In 1925 demonstreerde
John Logie
Baird
in de Selfridges-winkel in Londen een apparaat waarmee hij een
eenvoudige afbeelding kon reproduceren: Witte letters op een zwarte
achtergrond over grotere afstand.
Van echte televisie kon men echter
niet spreken, omdat de Nipkov schijven op een as gemonteerd waren.
Niettemin bewees hij hiermee dat televisie in potentie mogelijk was.
In 1926 maakte hij ook een opstelling in zijn laboratorium, maar toen met behulp van een zend-ontvang
verbinding in plaats van een as.
Het eerste plaatje werd afgetast over
30 beeldlijnen in vijf beelden per seconde.
|
|
|
Televisie in Nederland
Blijkbaar
waren ook in Nederland in de tweede helft van de jaren twintig de voortekenen
van de komst van het nieuwe audiovisuele medium al zo duidelijk dat
de overheid zich daar rekenschap van ging geven.
Bij de indiening in
juni 1927 van het 'voorstel tot wijziging van de Telegraaf- en Telefoonwet
ter definitieve regeling van de omroep', werd aangekondigd dat onder omroep
"ook de reeds hier en daar zich aanmeldende toepassing der zoogenaamde
televisie" zou worden begrepen.
En in het Radioreglement, het uitvoeringsbesluit
uit 1930, werd in de omschrijving van 'omroep' als: "...uitzending van
mededeelingen
van woord-, toon- of beeldinhoud...", de televisie expliciet onder het voor
de omroep geldende regime gebracht.
De herziene T&T-wet werd door
Tweede Kamer in februari en door
de Eerste Kamer in mei 1928 aanvaard.
Tegen die tijd was de televisie ook in Nederland volop in de belangstelling
gekomen. Vooral de stunts van Baird baarden veel opzien, al deden zij
sommigen ook twijfelen aan de ernst van diens ondernemingen.
De aankondiging
dat de Britse uitvinder in de zomer van dat jaar op de Rotterdamse nijverheidstentoonstelling
'Nenijto' een demonstratie zou geven met het éérste kant-en-klare televisietoestel,
(de Baird-televisor) kreeg veel publiciteit.
Op de grote radiotentoonstellingen
van Londen en Berlijn in datzelfde jaar was de televisie de grote attractie.
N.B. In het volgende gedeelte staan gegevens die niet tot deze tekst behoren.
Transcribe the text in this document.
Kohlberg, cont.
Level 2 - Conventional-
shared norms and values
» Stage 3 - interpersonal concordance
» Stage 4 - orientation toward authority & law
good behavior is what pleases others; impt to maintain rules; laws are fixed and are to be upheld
Nederland werd daarover uitvoerig geënformeerd door de kranten, de omroepbladen
en de organen van de radio-amateurs. De primeur van de 'televisor' ontging
Rotterdam echter en de aangekondigde demonstratie werd steeds
weer uitgesteld.
Uiteindelijk vond op de sluitingsdag,
30 september,
toch de beloofde demonstratie plaats, maar dit schijnt veel waarnemers
te zijn ontgaan.
Intussen had Lord Ampthill, de voorzitter van de raad
van bestuur van Baird International Television Ltd. enkele dagen daarvoor
aangekondigd dat onderhandelingen met de Nederlandse overheid over het
gebruik van een zender met succes waren afgerond: "Television in Holland
will make rapid progress...", had hij eraan toegevoegd.
Een maand later
maakte Baird zelf bekend dat hij vanuit Scheveningen zou gaan uitzenden.
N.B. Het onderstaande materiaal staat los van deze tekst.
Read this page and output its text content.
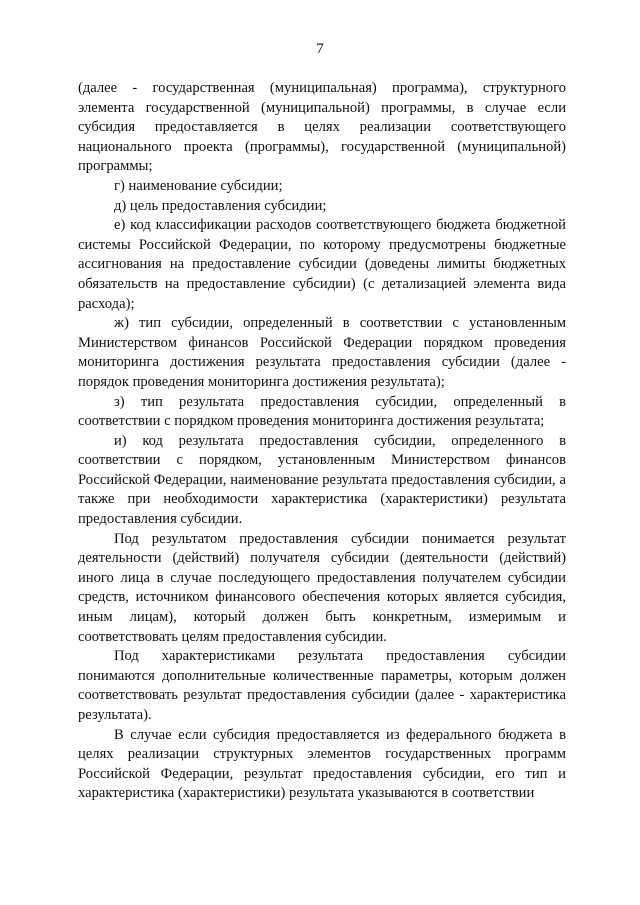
7

(далее - государственная (муниципальная) программа), структурного элемента государственной (муниципальной) программы, в случае если субсидия предоставляется в целях реализации соответствующего национального проекта (программы), государственной (муниципальной) программы;

г) наименование субсидии;

д) цель предоставления субсидии;

е) код классификации расходов соответствующего бюджета бюджетной системы Российской Федерации, по которому предусмотрены бюджетные ассигнования на предоставление субсидии (доведены лимиты бюджетных обязательств на предоставление субсидии) (с детализацией элемента вида расхода);

ж) тип субсидии, определенный в соответствии с установленным Министерством финансов Российской Федерации порядком проведения мониторинга достижения результата предоставления субсидии (далее - порядок проведения мониторинга достижения результата);

з) тип результата предоставления субсидии, определенный в соответствии с порядком проведения мониторинга достижения результата;

и) код результата предоставления субсидии, определенного в соответствии с порядком, установленным Министерством финансов Российской Федерации, наименование результата предоставления субсидии, а также при необходимости характеристика (характеристики) результата предоставления субсидии.

Под результатом предоставления субсидии понимается результат деятельности (действий) получателя субсидии (деятельности (действий) иного лица в случае последующего предоставления получателем субсидии средств, источником финансового обеспечения которых является субсидия, иным лицам), который должен быть конкретным, измеримым и соответствовать целям предоставления субсидии.

Под характеристиками результата предоставления субсидии понимаются дополнительные количественные параметры, которым должен соответствовать результат предоставления субсидии (далее - характеристика результата).

В случае если субсидия предоставляется из федерального бюджета в целях реализации структурных элементов государственных программ Российской Федерации, результат предоставления субсидии, его тип и характеристика (характеристики) результата указываются в соответствии
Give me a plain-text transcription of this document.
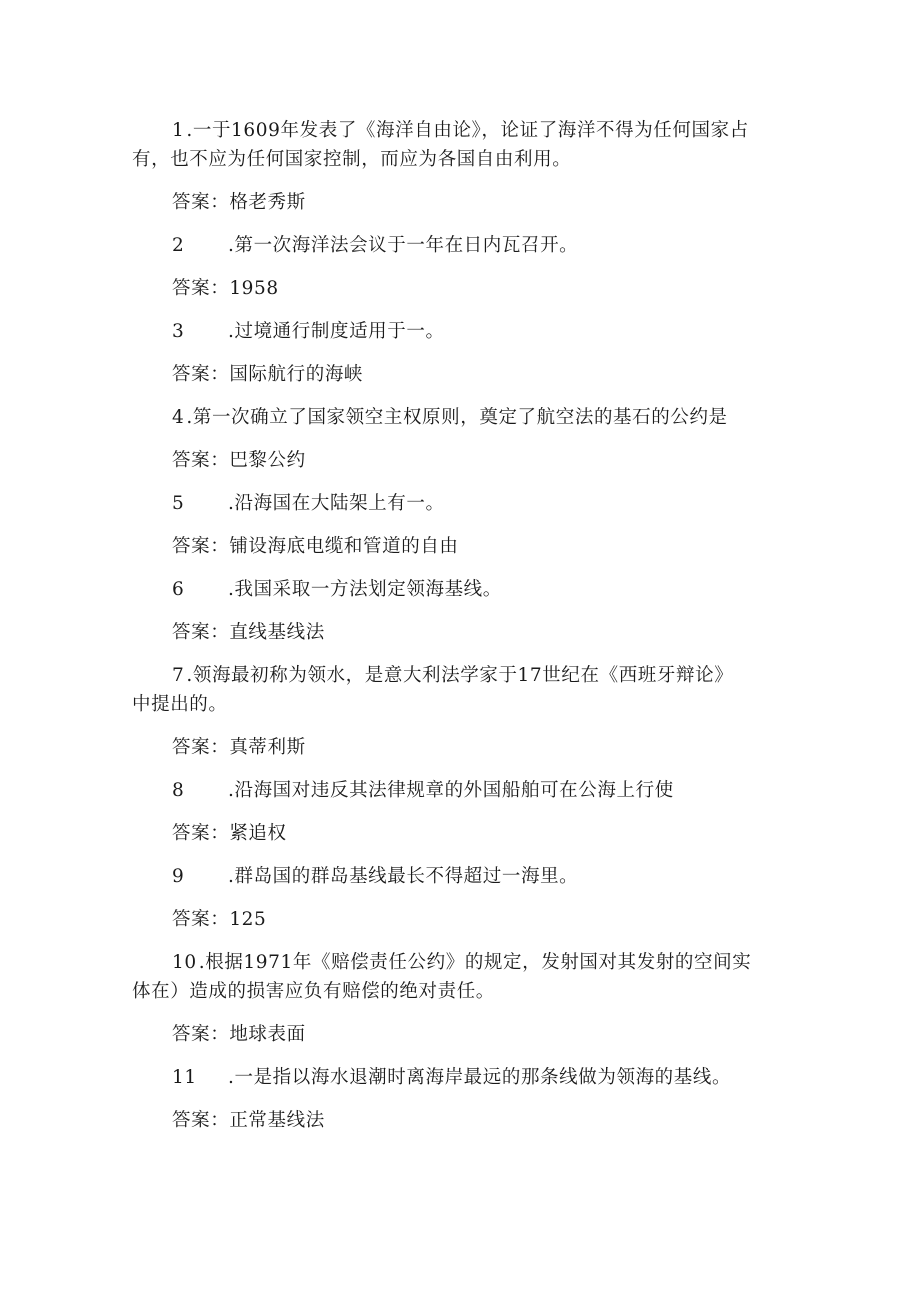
1 .一于1609年发表了《海洋自由论》，论证了海洋不得为任何国家占
有，也不应为任何国家控制，而应为各国自由利用。
答案：格老秀斯
2 .第一次海洋法会议于一年在日内瓦召开。
答案：1958
3 .过境通行制度适用于一。
答案：国际航行的海峡
4 .第一次确立了国家领空主权原则，奠定了航空法的基石的公约是
答案：巴黎公约
5 .沿海国在大陆架上有一。
答案：铺设海底电缆和管道的自由
6 .我国采取一方法划定领海基线。
答案：直线基线法
7 .领海最初称为领水，是意大利法学家于17世纪在《西班牙辩论》
中提出的。
答案：真蒂利斯
8 .沿海国对违反其法律规章的外国船舶可在公海上行使
答案：紧追权
9 .群岛国的群岛基线最长不得超过一海里。
答案：125
10 .根据1971年《赔偿责任公约》的规定，发射国对其发射的空间实
体在）造成的损害应负有赔偿的绝对责任。
答案：地球表面
11 .一是指以海水退潮时离海岸最远的那条线做为领海的基线。
答案：正常基线法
Het bericht werd prompt tegengesproken door de PTT, maar ten onrechte,
naar De Maasbode op 7 november 'uit de beste bron' wist te melden.
Het
katholieke dagblad interpreteerde Bairds bedoelingen correct als passend
in diens strategie om koste wat kost televisie in Groot-Brittannië van
de grond te krijgen en het BBC-monopolie te doorbreken, desnoods door
middel van een u-bochtconstructie. (Waar kennen we dat van?)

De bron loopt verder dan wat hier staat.